WASHINGTON, January 8 (Sputnik) — The United States has yet to determine whether those responsible for the attack at a satirical Parisian magazine Charlie Hebdo on Wednesday had any links to an established terrorist organization, White House spokesperson Josh Earnest told reporters following the attack.
“We’re still trying to figure exactly…who is responsible for this attack in Paris, what their motivations are,” Earnest said. “But as a general matter we are very mindful of the threat from foreign fighters and the threat and the need to try to counter some of the extremist ideology that ISIL [the Islamic State] is propagating using some pretty sophisticated social media strategies.”
“There is no legitimate act of journalism, however offensive some people might find it, that justifies an act of violence, particularly an act of violence on the scale that we saw today. None,” Earnest said.
According to Earnest, the US is working closely with Muslim leaders who, around the world, condemn the kind of attacks similar to the one in Paris at the Charlie Hebdo newspaper headquarters.

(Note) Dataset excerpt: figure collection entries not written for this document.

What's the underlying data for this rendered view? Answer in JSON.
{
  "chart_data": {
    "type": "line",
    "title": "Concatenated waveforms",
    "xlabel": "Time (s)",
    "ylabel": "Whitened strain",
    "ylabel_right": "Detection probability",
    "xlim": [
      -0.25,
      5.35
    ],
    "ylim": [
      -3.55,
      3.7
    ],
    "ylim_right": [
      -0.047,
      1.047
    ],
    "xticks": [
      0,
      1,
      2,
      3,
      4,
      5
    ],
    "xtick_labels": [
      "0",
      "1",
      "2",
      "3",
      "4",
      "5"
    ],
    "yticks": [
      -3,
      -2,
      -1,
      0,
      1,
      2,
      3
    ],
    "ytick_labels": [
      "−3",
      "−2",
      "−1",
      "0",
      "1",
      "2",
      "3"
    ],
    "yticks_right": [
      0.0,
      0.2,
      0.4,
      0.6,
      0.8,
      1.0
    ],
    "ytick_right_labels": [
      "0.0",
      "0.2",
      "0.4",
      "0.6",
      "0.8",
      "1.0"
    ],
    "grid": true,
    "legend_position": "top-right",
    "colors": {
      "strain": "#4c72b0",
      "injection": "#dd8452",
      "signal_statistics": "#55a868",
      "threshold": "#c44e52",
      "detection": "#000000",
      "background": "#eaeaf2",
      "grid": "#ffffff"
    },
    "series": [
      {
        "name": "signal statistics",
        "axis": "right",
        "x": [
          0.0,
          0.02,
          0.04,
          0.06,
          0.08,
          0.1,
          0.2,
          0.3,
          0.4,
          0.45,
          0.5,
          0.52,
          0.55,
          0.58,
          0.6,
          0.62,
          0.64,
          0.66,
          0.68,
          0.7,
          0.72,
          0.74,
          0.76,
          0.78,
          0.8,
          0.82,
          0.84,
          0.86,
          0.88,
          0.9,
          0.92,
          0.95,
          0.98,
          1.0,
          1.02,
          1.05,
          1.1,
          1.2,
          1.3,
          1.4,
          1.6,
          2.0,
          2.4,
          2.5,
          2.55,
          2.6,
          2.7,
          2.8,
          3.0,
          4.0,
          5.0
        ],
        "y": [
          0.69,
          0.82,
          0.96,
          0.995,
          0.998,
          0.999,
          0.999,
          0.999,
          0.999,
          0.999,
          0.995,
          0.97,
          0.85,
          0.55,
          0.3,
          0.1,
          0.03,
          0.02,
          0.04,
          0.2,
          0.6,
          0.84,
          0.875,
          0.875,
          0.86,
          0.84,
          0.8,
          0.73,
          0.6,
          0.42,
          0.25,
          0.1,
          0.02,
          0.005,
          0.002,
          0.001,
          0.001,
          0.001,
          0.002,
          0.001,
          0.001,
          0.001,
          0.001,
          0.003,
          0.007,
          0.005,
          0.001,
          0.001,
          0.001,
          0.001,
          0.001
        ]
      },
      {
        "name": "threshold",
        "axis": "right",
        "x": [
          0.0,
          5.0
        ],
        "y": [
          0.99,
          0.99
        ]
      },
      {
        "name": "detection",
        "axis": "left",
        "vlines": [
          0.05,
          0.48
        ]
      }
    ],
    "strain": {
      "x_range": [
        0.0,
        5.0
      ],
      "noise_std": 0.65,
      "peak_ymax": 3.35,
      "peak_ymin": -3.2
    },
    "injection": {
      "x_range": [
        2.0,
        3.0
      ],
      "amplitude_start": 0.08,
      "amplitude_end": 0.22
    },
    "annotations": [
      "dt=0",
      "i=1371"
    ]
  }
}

US President Barack Obama spoke with French President Francois Hollande on Wednesday offering condolences to his country, and said that the United States was committed to offering resources to help bring the terrorists behind the attack to justice.
On Wednesday, three masked men opened fire at the Charlie Hebdo headquarters and killed 12 people, 10 of whom were journalists and two police officers. The magazine’s editor Stephane Charbonnier is among those killed in the attack.
According to various French media outlets, the suspects are Frenchmen of Algerian origin, ages 18, 32 and 34. Two of them returned to France from Syria in the summer of 2014.
Charlie Hebdo has been involved in other controversies involving radical Islamic fundamentalists. The magazine’s previous office was fire-bombed in 2011 after publishing controversial cartoons depicting the prophet Muhammad.